Fig. 3: Mitochondrial proteins are not overrepresented p62 cargo candidates in autophagosome lumen. | Nature Communications

Fig. 3: Mitochondrial proteins are not overrepresented p62 cargo candidates in autophagosome lumen.

From: Aneuploidy-induced proteostasis disruption impairs mitochondrial functions and mediates aggregation of mitochondrial precursor proteins through SQSTM1/p62

Fig. 3

a Schematic depiction of experimental procedure for autophagosome content profiling to identify p62 cargo candidates via APEX2-mediated proximity biotinylation. Image partly created in BioRender. b Volcano plots showing log2-transformed fold change in BafA1 versus DMSO (vehicle) treated conditions across the cell lines used. Selected known p62 interactors are annotated. Data is generated from mass spectrometry analysis of n = 3–4 biological replicates (see Supplementary Fig. 1e, f, and Supplementary Data 2). c Gene ontology (GO) over-representation analysis of the p62 cargo candidates common to all karyotypes, shared among all polysomic cell lines, and exclusive to each karyotype (Supplementary Fig. 4c).

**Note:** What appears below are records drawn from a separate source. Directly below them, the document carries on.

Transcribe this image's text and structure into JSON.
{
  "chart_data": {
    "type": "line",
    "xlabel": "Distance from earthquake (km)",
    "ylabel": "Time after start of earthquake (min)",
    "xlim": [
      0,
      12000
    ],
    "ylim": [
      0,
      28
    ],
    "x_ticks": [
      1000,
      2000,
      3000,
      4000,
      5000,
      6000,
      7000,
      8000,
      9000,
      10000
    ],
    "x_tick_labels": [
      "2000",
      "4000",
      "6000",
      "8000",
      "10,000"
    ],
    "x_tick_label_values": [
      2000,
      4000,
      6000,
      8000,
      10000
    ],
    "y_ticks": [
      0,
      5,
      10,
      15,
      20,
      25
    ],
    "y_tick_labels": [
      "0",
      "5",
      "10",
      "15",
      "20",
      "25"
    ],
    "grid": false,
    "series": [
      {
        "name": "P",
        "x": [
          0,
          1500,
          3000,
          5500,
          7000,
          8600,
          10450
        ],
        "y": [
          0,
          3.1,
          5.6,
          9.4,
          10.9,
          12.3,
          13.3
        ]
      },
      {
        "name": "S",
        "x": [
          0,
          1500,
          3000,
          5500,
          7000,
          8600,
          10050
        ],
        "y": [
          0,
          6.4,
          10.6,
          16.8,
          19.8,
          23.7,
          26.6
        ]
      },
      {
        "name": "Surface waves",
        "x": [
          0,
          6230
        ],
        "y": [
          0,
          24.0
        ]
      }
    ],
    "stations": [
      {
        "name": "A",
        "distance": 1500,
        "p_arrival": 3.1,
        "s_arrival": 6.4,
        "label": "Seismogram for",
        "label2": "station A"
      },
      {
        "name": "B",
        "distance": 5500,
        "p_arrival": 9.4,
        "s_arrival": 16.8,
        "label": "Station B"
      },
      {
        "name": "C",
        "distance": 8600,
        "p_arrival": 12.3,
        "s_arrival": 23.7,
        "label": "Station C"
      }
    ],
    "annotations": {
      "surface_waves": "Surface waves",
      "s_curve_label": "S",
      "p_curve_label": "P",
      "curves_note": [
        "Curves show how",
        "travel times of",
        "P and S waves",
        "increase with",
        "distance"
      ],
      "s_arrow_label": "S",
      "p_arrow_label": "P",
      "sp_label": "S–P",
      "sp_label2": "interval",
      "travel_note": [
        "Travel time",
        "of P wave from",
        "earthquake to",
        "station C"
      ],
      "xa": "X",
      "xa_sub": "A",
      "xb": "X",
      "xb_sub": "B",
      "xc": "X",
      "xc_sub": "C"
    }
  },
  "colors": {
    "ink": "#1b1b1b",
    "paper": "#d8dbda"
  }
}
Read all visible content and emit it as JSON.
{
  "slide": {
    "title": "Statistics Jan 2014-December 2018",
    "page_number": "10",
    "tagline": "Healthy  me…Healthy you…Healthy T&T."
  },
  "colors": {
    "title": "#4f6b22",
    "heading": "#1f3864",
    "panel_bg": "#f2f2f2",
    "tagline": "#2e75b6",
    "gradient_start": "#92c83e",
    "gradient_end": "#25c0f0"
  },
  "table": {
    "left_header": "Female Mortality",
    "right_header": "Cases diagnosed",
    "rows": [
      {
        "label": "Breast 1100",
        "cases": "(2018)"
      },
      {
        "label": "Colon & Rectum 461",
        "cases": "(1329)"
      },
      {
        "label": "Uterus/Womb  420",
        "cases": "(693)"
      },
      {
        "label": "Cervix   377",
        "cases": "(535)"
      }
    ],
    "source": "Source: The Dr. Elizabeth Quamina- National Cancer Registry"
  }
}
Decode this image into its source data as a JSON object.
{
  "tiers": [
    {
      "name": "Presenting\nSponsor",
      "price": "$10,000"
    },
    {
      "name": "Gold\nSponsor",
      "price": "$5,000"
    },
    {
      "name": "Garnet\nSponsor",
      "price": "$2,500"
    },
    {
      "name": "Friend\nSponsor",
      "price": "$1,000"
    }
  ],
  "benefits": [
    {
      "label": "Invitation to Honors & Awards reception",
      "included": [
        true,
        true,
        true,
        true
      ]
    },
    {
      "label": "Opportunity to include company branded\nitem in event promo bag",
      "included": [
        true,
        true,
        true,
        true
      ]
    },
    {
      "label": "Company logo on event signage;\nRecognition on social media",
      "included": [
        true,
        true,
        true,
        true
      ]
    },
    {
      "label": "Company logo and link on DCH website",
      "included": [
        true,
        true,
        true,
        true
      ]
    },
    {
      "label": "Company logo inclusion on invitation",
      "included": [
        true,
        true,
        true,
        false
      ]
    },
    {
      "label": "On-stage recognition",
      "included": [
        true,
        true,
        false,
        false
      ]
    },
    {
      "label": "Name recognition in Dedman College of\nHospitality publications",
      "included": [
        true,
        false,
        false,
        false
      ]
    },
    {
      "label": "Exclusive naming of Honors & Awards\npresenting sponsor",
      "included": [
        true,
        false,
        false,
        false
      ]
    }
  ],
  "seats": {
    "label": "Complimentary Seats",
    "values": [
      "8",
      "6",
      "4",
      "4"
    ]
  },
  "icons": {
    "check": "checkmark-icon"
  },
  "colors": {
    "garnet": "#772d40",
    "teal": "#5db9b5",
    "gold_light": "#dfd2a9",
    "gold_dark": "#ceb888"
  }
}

Blue bars represent negative log-transformed p values (one-sided hypergeometric test) for GO terms with FDR < 0.05. d Boxplots indicating fold changes in abundance of catalogued p62-specific autophagosome lumen cargo (42, black) and mitochondrial proteins as defined by the MitoCarta3.0 inventory (magenta) compared to all other proteins (grey) enriched among the p62 cargo candidates from (b). Boxplots represent median with 25th and 75th percentile. Whiskers extend from upper and lower bound of the box to the largest and smallest values, respectively, no further than 1.5x inter-quartile range from the respective bound (Tukey method). P values are derived from two-sided Wilcoxon’s ranks sum tests.